Let’s say there are 7 main categories of Narrative art. Narrative art is art which tells a story.
- Monoscenic — represents a single scene with no repetition of characters and only one action taking place
- Sequential — very much like a continuous narrative art with one major difference. The artist uses frames. Each frame is a particular scene during a particular moment.
- Continuous — Continuous narrative art gives clues, provided by the layout itself, about a sequence. Like sequential narrative but without the frames.
- Synoptic — offers the synopsis of a bigger story. You must know a story before you can understand synoptic narrative.
- Simultaneous — has very little visually discernible organisation to those who are not acquainted with its purpose.
- Panoptic — depicts multiple scenes and actions without the repetition of characters. Think of the word ‘panorama’. ‘All-seeing’ (pan + optic)
- Progressive — a single scene in which characters do not repeat. However, multiple actions are taking place to convey a passing of time. A progressive narrative is not to be interpreted as a group of simultaneous events. Progressive narrative art is a sequence dependent on its location. Actions displayed by characters in the narratives compress present and future action into a single image.
These days you find continuous narrative art in comic strips, picture books and story boards.
SEQUENTIAL NARRATIVE IN PICTURE BOOKS
The scene below is from In The Night Kitchen by Maurice Sendak. It looks like a blend between Continuous and Sequential narrative art, because although there is a frame to separate the pictures, the two frames almost seem to form a diptych (but only at first glance — there are two moons after all). I feel this is, overall, an example of Sequential narration.
Below, Shirley Hughes has used frames in a similar way. This scene might have been one large scene with no frames, but the frames emphasise the steps taken. She manages to get one smallish group of children from the top of the staircase to outside and down below, in time to see the flying hero do tricks in the air. Notice the teacher is visible at the top and at the bottom, showing that the girl is doing somersaults in the time it takes her classmates to go down the stairs.

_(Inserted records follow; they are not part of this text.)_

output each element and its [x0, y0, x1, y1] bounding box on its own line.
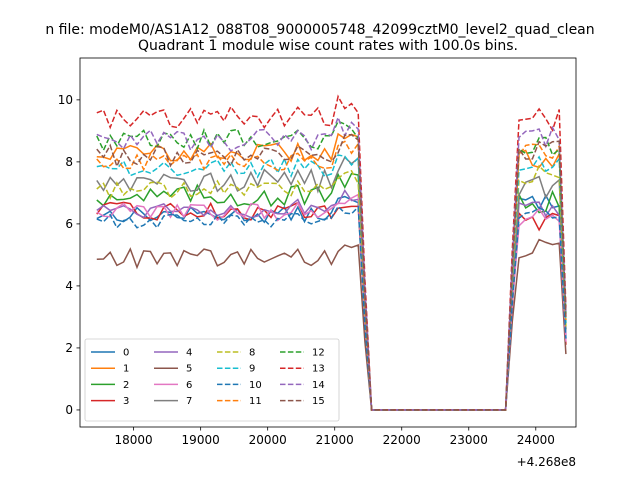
axes: 18000 19000 20000 21000 22000 23000 24000 0 2 4 6 8…	[58, 57, 577, 447]
series-line-15	[96, 133, 567, 411]
legend-label: 14	[312, 380, 325, 391]
y-tick-label: 2	[65, 341, 73, 355]
legend-label: 1	[123, 364, 129, 375]
x-tick-label: 18000	[115, 433, 153, 447]
x-tick-label: 20000	[249, 433, 287, 447]
legend-label: 3	[123, 396, 129, 407]
chart-title: Quadrant 1 module wise count rates with …	[138, 38, 518, 54]
legend-label: 8	[249, 348, 255, 359]
legend-label: 6	[186, 380, 192, 391]
x-tick-label: 23000	[450, 433, 488, 447]
y-tick-label: 8	[65, 155, 73, 169]
legend-label: 2	[123, 380, 129, 391]
legend-label: 11	[249, 396, 262, 407]
y-tick-label: 4	[65, 279, 73, 293]
series-lines	[96, 94, 567, 411]
legend-label: 15	[312, 396, 325, 407]
axes-frame	[79, 57, 577, 428]
x-tick-label: 19000	[182, 433, 220, 447]
x-tick-label: 24000	[517, 433, 555, 447]
y-tick-label: 10	[58, 93, 73, 107]
legend-label: 4	[186, 348, 192, 359]
x-offset-label: +4.268e8	[517, 455, 576, 469]
legend-label: 7	[186, 396, 192, 407]
legend-label: 10	[249, 380, 262, 391]
legend-label: 9	[249, 364, 255, 375]
legend-label: 13	[312, 364, 325, 375]
y-tick-label: 0	[65, 403, 73, 417]
legend-box	[84, 338, 340, 422]
x-tick-label: 22000	[383, 433, 421, 447]
x-tick-label: 21000	[316, 433, 354, 447]
legend-label: 5	[186, 364, 192, 375]
y-tick-label: 6	[65, 217, 73, 231]
legend-label: 0	[123, 348, 129, 359]
figure-suptitle: n file: modeM0/AS1A12_088T08_9000005748_…	[45, 22, 594, 38]
legend-label: 12	[312, 348, 325, 359]
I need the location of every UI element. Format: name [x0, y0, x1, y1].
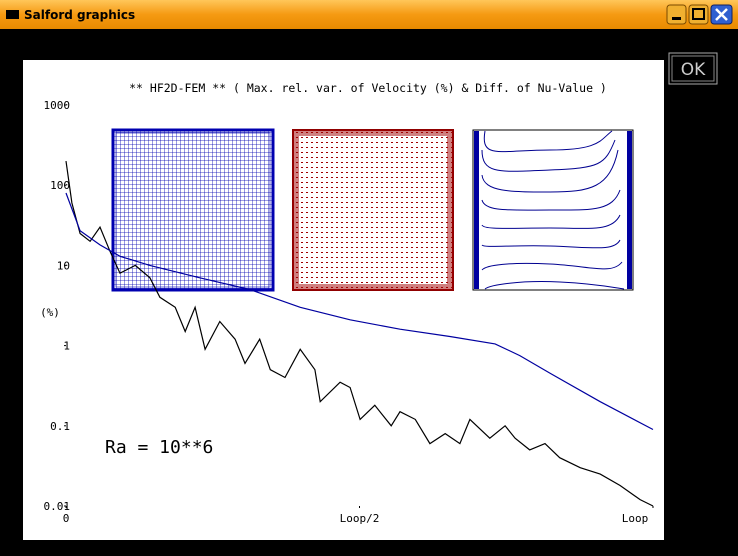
y-axis-label: (%): [40, 306, 60, 319]
y-tick-label: 100: [50, 179, 70, 192]
x-tick-label: 0: [63, 512, 70, 525]
y-tick-label: 1000: [44, 99, 71, 112]
y-tick-label: 0.1: [50, 420, 70, 433]
inset-mesh: [111, 128, 275, 292]
annotation: Ra = 10**6: [105, 437, 213, 458]
series-line: [65, 192, 654, 431]
x-tick-label: Loop: [622, 512, 649, 525]
y-tick-label: 1: [63, 340, 70, 353]
series-line: [65, 161, 654, 507]
app-icon: [6, 10, 19, 19]
close-button[interactable]: [710, 4, 733, 25]
inset-velocity: [292, 129, 454, 291]
minimize-button[interactable]: [666, 4, 687, 25]
inset-contours: [472, 129, 634, 291]
chart-title: ** HF2D-FEM ** ( Max. rel. var. of Veloc…: [129, 81, 607, 95]
title-bar: [0, 0, 738, 29]
ok-button[interactable]: OK: [668, 52, 718, 85]
y-tick-label: 0.01: [44, 500, 71, 513]
x-tick-label: Loop/2: [340, 512, 380, 525]
maximize-button[interactable]: [688, 4, 709, 25]
window-title: Salford graphics: [24, 8, 135, 22]
y-tick-label: 10: [57, 259, 70, 272]
ok-label: OK: [681, 60, 706, 80]
plot: 1000 100 10 1 0.1 0.010 Loop/2 Loop: [44, 99, 654, 525]
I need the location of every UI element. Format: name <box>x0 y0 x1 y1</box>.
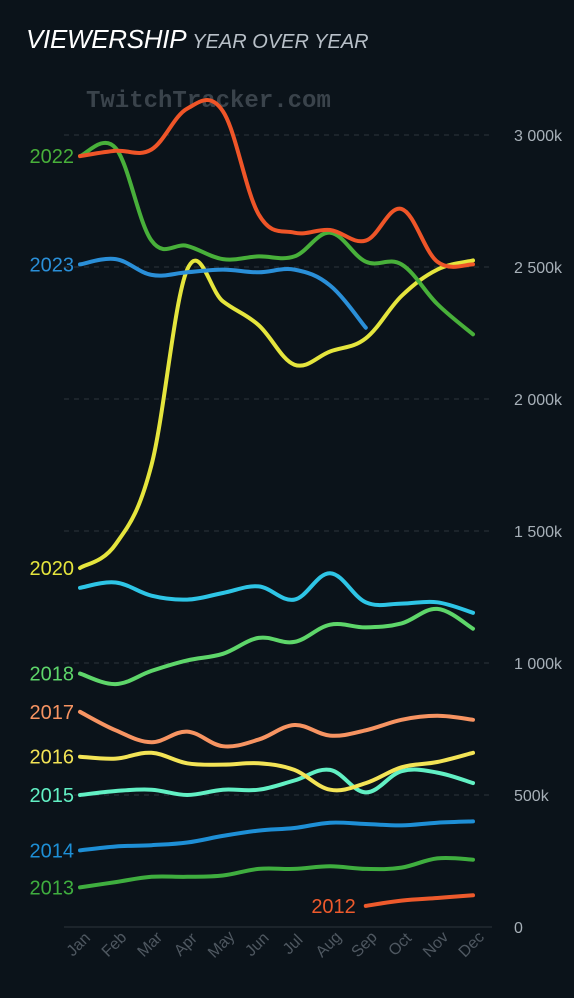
series-labels: 2012 2013 2014 2015 2016 2017 2018 2020 2022 2023 <box>30 146 356 918</box>
series-label-2018: 2018 <box>30 664 75 686</box>
series-line-2023 <box>78 256 368 330</box>
x-axis-ticks: Jan Feb Mar Apr May Jun Jul Aug Sep Oct Nov Dec <box>64 928 488 961</box>
x-tick-label: Dec <box>456 929 488 961</box>
series-line-2022 <box>78 98 475 269</box>
x-tick-label: Sep <box>349 929 381 961</box>
x-tick-label: Apr <box>171 930 201 960</box>
series-line-2013 <box>78 855 475 890</box>
series-label-2022: 2022 <box>30 146 75 168</box>
series-label-2014: 2014 <box>30 840 75 862</box>
chart-title: VIEWERSHIP <box>26 24 187 54</box>
series-label-2015: 2015 <box>30 785 75 807</box>
series-line-2022 <box>78 140 475 337</box>
series-line-2015 <box>78 767 475 797</box>
x-tick-label: Aug <box>313 929 345 961</box>
x-tick-label: Jan <box>64 930 94 960</box>
y-tick-label: 1 500k <box>514 524 563 541</box>
series-label-2013: 2013 <box>30 877 75 899</box>
x-tick-label: Mar <box>135 929 167 961</box>
grid <box>64 134 492 928</box>
series-label-2016: 2016 <box>30 747 75 769</box>
series-line-2016 <box>78 750 475 793</box>
series-line-2018 <box>78 606 475 687</box>
y-tick-label: 500k <box>514 788 550 805</box>
x-tick-label: Jul <box>280 932 306 958</box>
y-tick-label: 2 000k <box>514 392 563 409</box>
y-tick-label: 2 500k <box>514 260 563 277</box>
series-line-2017 <box>78 709 475 749</box>
series-label-2012: 2012 <box>311 896 356 918</box>
x-tick-label: Feb <box>99 929 131 961</box>
y-tick-label: 3 000k <box>514 128 563 145</box>
y-tick-label: 1 000k <box>514 656 563 673</box>
series-label-2017: 2017 <box>30 702 75 724</box>
x-tick-label: Nov <box>420 929 452 961</box>
series-label-2023: 2023 <box>30 254 75 276</box>
series-line-2020 <box>78 258 475 570</box>
series-line-2012 <box>363 893 475 908</box>
y-axis-ticks: 0 500k 1 000k 1 500k 2 000k 2 500k 3 000k <box>514 128 563 937</box>
y-tick-label: 0 <box>514 920 523 937</box>
x-tick-label: Jun <box>242 930 272 960</box>
series-lines <box>78 98 475 908</box>
x-tick-label: Oct <box>386 930 416 960</box>
chart-subtitle: YEAR OVER YEAR <box>192 31 368 53</box>
series-label-2020: 2020 <box>30 558 75 580</box>
series-line-2014 <box>78 819 475 853</box>
series-line-2019 <box>78 571 475 615</box>
x-tick-label: May <box>205 928 238 961</box>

Jan Ormerod is also a fan of sequential narrative in her illustrations. See Sunshine, Moonlight, Putting Mummy to Bed. Below Ormerod uses continuous narrative to depict a child getting undressed and dressed. I make use of this same technique to show a child getting ready for bed, but in an interactive picture book app, Midnight Feast.
SEQUENTIAL NARRATIVE IN MOVIE POSTERS
In the movie posters below, notice how the designer has used page divisions — two overlapping characters and then a straight line — to indicate separate scenes in some sort of sequence.
Movie posters these days are rarely as complex, focusing instead on a monoscene. But when movies are marketed with complicated and busy designs, designers can be brutal.
Illustrator Sam Gilbey, who has produced pop culture artwork for properties including Marvel’s Avengers, Teenage Mutant Ninja Turtles, The Karate Kid and Flash Gordon, argues that the introduction of Photoshop may have harmed the industry by making it easier for inexperienced designers to put together collage-style posters without the design skills to back them up.
“Obviously you think of the masters like Richard Amsel, working pre-Photoshop, and you can see how marketing departments have often thought they can now produce something similar internally,” he explains.
Creative Bloq
The keys to achieving a successful busy narrative in a single piece of art:
- Pay attention to where the characters are looking. If they’re all looking at something different for no reason, this will look ill-thought out (and probably is). Eyelines of characters influence eye lines of the viewer. We naturally follow the gaze of other people.
- Pay attention to the colour scheme. This applies to any sort of collage work, but if you’ve copied and pasted art from all over the place (even if that art was created by yourself) you’ll need to use a few colour tricks to bring it all together. Atmospheric perspective and tone will be as important as colour palette.